0 avis
Workplace safety and health programs, practices, and conditions in auto collision repair businesses.
(Programmes, pratiques et conditions de santé et de sécurité au travail dans des ateliers de carrosserie automobile).
Article
Publié dans : Journal of Occupational and Environmental Hygiene, Etats-Unis, vol. 11, n° 6, juin 2014, pp. 354-365, ill., bibliogr. (En anglais)

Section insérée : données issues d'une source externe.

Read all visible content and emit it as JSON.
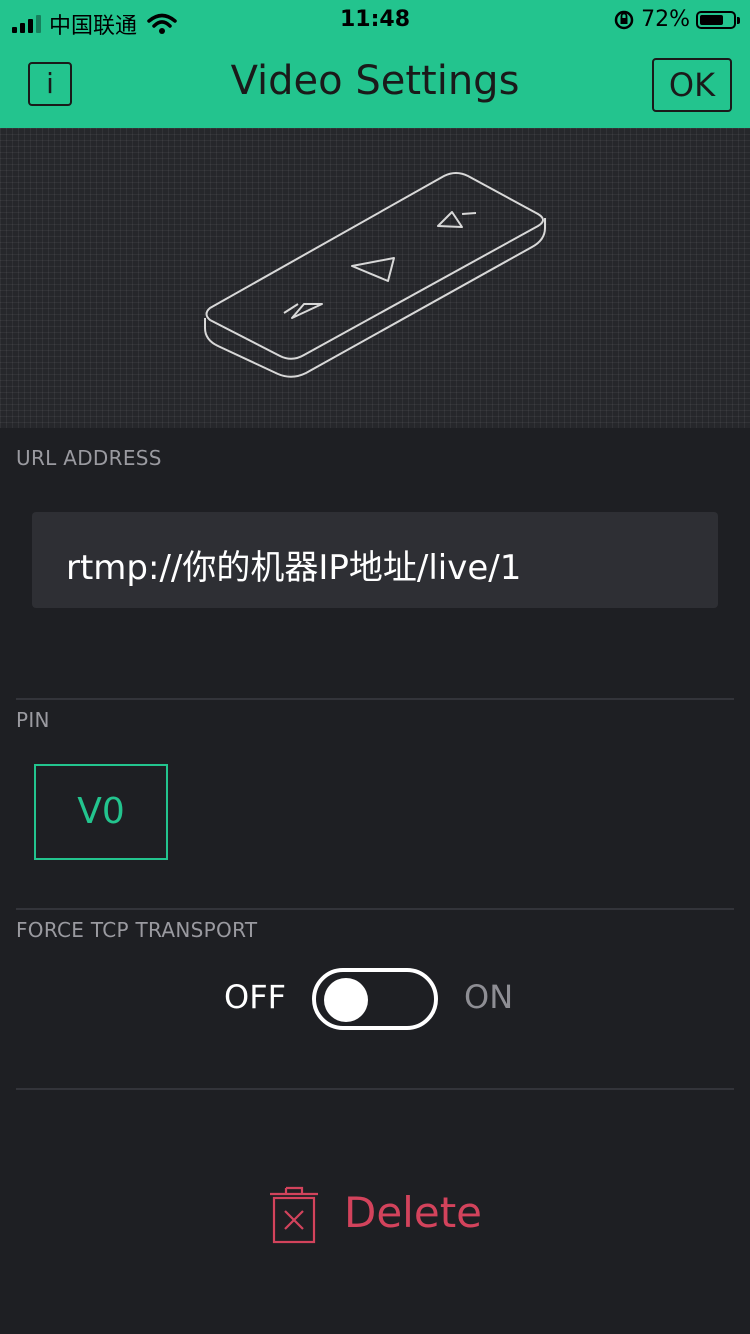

Cet article présente les résultats d’une évaluation de pré-intervention en sécurité au travail menée dans 49 ateliers de carrosserie automobile aux Etats-Unis. Il indique également les améliorations spécifiques auxquelles se sont engagés les employeurs. Un outil de vérification standardisé en 92 points a été utilisé dans le cadre des entretiens, des examens de dossiers et des observations visant à évaluer les programmes de santé et de sécurité, la formation et les conditions de travail dans ces ateliers. Il a été demandé aux employeurs d’améliorer au moins un tiers des points incorrects, déficients ou manquants (non conformes à la réglementation ou ne respectant pas les meilleures pratiques), dont la majorité était d’une importance capitale pour garantir la sécurité au travail. Les deux tiers des 92 points étaient respectés dans les ateliers et portaient essentiellement sur la sécurité électrique, la sécurité des machines et la consignation. La moitié des ateliers n’avaient pas de programmes de sécurité écrits et n’avaient pas dispensé de formation récemment. Beaucoup d’entre eux présentaient des lacunes en matière de programmes et de pratiques de protection respiratoire. Les treize carrosseries en relation (passée ou présente) avec un consultant en sécurité avaient une proportion beaucoup plus élevée de points corrects, notamment en ce qui concerne les programmes de sécurité, la mise à disposition de formations actualisées, la cabine de pulvérisation, la salle de mélange des peintures et des couleurs, la sécurité électrique et la protection respiratoire. Les employeurs ont retenu environ 58 % des améliorations recommandées ; ils avaient surtout tendance à sélectionner des points relatifs à la formation au droit à l’information des salariés, aux issues de secours, aux extincteurs et à la protection respiratoire. Ils avaient rarement tendance à dire qu’ils amélioreraient les programmes de sécurité écrits, qu’ils arrêteraient les pulvérisations de routine à l’extérieur de la cabine ou qu’ils prévoiraient une protection anti-incendie adéquate dans les zones de pulvérisation situées à l’extérieur de la cabine. Ces résultats semblent indiquer qu’il pourrait être possible d’améliorer les conditions de travail en sollicitant l’aide des professionnels de santé et de sécurité au travail.